You can enter the environment by appending bash to the end of either docker command.

It seems that the issue is related to the different version of mpicc, but I'm trying to sort through what exactly is going on. Any suggestions would be appreciated.

The error specifically is as follows:

153: Testing simple parallel I/O with 16 processors...

153: 

153: *** Testing more advanced parallel access.

153: *** Testing parallel IO for raw-data with MPI-IO (driver)...

153: *** Testing more advanced parallel access.

153: *** Testing parallel IO for raw-data with MPI-IO (driver)...

153: *** Testing more advanced parallel access.

153: *** Testing parallel IO for raw-data with MPI-IO (driver)...Sorry! Unexpected result, /root/hdf5-1.14.3/netcdf-c/nc_test4/tst_parallel3.c, line: 284

153: Sorry! Unexpected result, /root/hdf5-1.14.3/netcdf-c/nc_test4/tst_parallel3.c, line: 91

153: 

153: *** Testing more advanced parallel access.

153: *** Testing parallel IO for raw-data with MPI-IO (driver)...

153: *** Testing more advanced parallel access.

153: *** Testing parallel IO for raw-data with MPI-IO (driver)...Sorry! Unexpected result, /root/hdf5-1.14.3/netcdf-c/nc_test4/tst_parallel3.c, line: 284

153: Sorry! Unexpected result, /root/hdf5-1.14.3/netcdf-c/nc_test4/tst_parallel3.c, line: 91

153:
(...)
WardF commented 1 month ago

@edwardhartnett @jhendersonHDF if anything leaps out at you, feel free to chime in, it might save some time as I dig through this! And if not, no worries XD. Thanks!

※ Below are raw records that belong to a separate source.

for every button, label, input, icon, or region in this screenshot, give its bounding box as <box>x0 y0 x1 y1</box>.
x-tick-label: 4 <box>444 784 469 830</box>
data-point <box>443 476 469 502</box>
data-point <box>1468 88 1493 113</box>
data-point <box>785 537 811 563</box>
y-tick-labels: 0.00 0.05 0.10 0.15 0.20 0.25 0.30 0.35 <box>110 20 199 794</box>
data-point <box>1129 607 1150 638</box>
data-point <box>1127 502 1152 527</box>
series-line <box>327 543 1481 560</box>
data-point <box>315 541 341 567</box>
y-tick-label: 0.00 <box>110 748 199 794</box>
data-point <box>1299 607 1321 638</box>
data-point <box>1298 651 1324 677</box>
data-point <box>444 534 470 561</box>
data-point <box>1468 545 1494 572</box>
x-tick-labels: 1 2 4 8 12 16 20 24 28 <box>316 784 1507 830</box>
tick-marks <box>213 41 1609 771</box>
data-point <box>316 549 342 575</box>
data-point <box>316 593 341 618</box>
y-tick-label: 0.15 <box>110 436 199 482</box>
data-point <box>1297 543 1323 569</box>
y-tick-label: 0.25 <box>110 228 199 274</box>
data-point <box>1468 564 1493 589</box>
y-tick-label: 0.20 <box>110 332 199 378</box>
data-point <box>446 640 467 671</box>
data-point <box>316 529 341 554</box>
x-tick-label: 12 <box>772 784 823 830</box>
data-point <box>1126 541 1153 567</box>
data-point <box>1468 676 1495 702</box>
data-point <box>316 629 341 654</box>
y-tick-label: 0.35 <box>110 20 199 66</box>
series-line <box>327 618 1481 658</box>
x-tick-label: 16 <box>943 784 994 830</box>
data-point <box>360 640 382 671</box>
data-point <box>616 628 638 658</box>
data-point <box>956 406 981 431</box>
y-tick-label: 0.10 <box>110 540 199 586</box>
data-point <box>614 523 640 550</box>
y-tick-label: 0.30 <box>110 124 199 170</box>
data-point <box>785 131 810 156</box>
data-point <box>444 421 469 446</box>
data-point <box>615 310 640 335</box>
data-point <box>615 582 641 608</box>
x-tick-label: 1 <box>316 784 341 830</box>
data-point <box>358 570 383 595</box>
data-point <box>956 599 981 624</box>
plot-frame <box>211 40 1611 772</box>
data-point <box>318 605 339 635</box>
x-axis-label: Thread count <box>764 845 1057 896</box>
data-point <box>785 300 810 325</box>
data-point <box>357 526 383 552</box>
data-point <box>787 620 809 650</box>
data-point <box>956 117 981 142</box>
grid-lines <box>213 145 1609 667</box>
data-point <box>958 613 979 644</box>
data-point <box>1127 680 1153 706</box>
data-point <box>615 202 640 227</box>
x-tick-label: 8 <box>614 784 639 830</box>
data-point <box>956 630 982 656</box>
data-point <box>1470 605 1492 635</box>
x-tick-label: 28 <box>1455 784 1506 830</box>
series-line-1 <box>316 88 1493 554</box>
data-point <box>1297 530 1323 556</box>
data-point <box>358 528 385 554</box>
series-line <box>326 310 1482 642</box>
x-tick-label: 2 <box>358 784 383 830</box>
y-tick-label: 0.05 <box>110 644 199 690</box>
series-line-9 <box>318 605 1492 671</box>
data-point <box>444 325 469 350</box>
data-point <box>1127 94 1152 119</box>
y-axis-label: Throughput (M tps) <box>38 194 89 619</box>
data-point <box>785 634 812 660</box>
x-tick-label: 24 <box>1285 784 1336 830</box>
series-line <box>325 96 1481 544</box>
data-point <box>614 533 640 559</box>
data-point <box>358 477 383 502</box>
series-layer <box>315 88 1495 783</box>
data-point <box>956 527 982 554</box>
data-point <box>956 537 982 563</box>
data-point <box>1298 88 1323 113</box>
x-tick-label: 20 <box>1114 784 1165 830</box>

WardF commented 1 month ago

Additional notes:

On ubuntu 24.04, installing libhdf5-mpi-dev installs openmpi and related tools. This version of libhdf5 works just fine, although the nc_test4/run_par_test.sh script requires --oversubscribe be passed to mpiexec -n 16 ./tst_parallel3. Otherwise, there is a complaint if the machine has < 16 cores/processors/what-have-you.

Using mpich and a custom-built libhdf5, we cannot oversubscribe. However, this is not an issue, because invoking mpiexec -n 2 ./tst_parallel3 results in the same issue as if we passed 4, or 8, or 16. Running tst_parallel3 directly works, but of course it is bypassing MPI entirely.

Installing libhdf5-mpich-dev sees the same behavior as using the custom-built version of libhdf5. This suggests there is an issue when using mpich but not inherently MPI.